Appendix: Key People

Aristotle (384–322 BCE) — A Greek philosopher who studied everything from biology to poetry to logic, and who argued that mathematical objects are just physical objects studied in a special way.
Plato (c. 428–348 BCE) — Aristotle’s teacher, who argued for a separate world of perfect Forms, including perfect mathematical objects.
Zeno of Elea (c. 490–430 BCE) — A Greek philosopher famous for paradoxes that seemed to prove motion was impossible, which forced Aristotle to explain what lines and continuity really are.

Appendix: Things to Think About

If Aristotle is right, then a drawing of a triangle in your notebook is genuinely the thing you’re studying in geometry. But the drawing isn’t perfect. Does that mean all geometry theorems are technically false of real drawings? Or is there a way they can be “true enough”?
Suppose a mathematician proves something about a triangle by drawing one and reasoning from it. The mathematician never talks about “qua” or abstraction. Does that mean Aristotle is describing something that mathematicians do without realizing it? Or is he misdescribing what they actually do?
Aristotle says numbers depend on minds counting. But surely there were five apples on the tree before any human came along to count them, right?
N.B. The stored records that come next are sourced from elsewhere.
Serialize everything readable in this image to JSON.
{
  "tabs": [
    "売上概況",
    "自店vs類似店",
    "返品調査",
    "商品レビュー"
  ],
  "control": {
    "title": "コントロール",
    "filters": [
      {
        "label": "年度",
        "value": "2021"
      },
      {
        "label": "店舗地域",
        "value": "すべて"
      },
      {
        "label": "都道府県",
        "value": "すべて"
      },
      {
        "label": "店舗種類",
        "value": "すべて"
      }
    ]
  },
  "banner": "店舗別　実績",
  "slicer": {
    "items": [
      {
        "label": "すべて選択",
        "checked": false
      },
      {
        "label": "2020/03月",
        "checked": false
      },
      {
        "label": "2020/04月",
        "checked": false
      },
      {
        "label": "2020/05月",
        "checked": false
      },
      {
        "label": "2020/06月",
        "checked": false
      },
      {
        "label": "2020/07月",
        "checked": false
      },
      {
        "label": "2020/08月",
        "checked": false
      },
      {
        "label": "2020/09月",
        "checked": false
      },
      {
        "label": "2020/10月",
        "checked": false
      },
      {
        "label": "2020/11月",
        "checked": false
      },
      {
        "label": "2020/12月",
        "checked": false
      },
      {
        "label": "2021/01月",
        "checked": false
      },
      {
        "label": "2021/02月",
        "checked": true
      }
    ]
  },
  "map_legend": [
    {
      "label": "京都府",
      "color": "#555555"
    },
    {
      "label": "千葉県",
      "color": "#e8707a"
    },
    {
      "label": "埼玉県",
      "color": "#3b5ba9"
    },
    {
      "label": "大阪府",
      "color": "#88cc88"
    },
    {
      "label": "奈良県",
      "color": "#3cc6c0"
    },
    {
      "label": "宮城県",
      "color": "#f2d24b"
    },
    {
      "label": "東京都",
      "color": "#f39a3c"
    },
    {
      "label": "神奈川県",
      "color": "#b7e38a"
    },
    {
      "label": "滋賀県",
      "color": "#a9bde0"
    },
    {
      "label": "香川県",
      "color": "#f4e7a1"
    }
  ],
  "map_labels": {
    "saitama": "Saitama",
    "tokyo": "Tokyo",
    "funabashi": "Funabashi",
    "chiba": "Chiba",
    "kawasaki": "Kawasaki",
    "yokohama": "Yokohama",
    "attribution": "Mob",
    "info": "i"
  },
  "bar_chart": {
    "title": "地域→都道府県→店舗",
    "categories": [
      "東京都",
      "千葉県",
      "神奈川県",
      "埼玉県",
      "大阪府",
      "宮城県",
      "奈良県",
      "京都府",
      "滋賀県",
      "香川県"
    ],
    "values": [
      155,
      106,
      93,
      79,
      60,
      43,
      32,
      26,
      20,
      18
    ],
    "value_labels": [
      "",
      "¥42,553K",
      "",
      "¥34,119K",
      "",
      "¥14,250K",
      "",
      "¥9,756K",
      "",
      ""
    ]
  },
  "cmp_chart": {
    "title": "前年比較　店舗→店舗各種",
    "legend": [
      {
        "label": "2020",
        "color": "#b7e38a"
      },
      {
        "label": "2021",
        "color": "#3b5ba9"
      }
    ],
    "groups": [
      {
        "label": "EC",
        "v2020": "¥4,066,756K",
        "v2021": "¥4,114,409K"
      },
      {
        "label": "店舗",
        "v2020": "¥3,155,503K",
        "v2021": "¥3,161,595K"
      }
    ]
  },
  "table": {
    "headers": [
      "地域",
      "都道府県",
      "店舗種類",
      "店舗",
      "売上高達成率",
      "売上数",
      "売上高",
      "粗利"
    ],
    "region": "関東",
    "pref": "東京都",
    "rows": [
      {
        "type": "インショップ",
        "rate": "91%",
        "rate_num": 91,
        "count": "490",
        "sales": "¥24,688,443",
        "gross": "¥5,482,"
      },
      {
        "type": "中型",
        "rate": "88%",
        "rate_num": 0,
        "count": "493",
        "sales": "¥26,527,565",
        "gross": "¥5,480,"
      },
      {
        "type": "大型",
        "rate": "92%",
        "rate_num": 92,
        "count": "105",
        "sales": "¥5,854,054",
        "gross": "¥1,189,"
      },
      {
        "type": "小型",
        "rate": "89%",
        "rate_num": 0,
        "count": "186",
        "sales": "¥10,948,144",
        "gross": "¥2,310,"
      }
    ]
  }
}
Does Aristotle have to say they weren’t really five until someone counted them? And if so, is that a problem?
If you think mathematical objects are just abstractions from physical ones, what do you say about very abstract math—like imaginary numbers or four-dimensional geometry—that doesn’t seem to correspond to anything physical at all?

Appendix: Where This Shows Up

Science class. When your physics teacher says “assume the ramp is frictionless” or “treat the ball as a point mass,” they’re doing exactly what Aristotle describes: studying a physical object qua something simpler.
Everyday reasoning. When you say “treat me as a friend, not as your sibling” or “look at it from a business perspective, not a personal one,” you’re using the same qua logic Aristotle applied to math.
Computer programming. When a programmer ignores the physical details of a computer chip to work with “objects” in code, they’re abstracting away from physical reality the way Aristotle said mathematicians do.
Debates about math education. Some educators argue you should teach math through concrete physical objects; others say math is about abstract structures. Aristotle’s view gives support to the first group, but with a twist—for him, even the abstract structures are still about physical objects, just considered in a special way.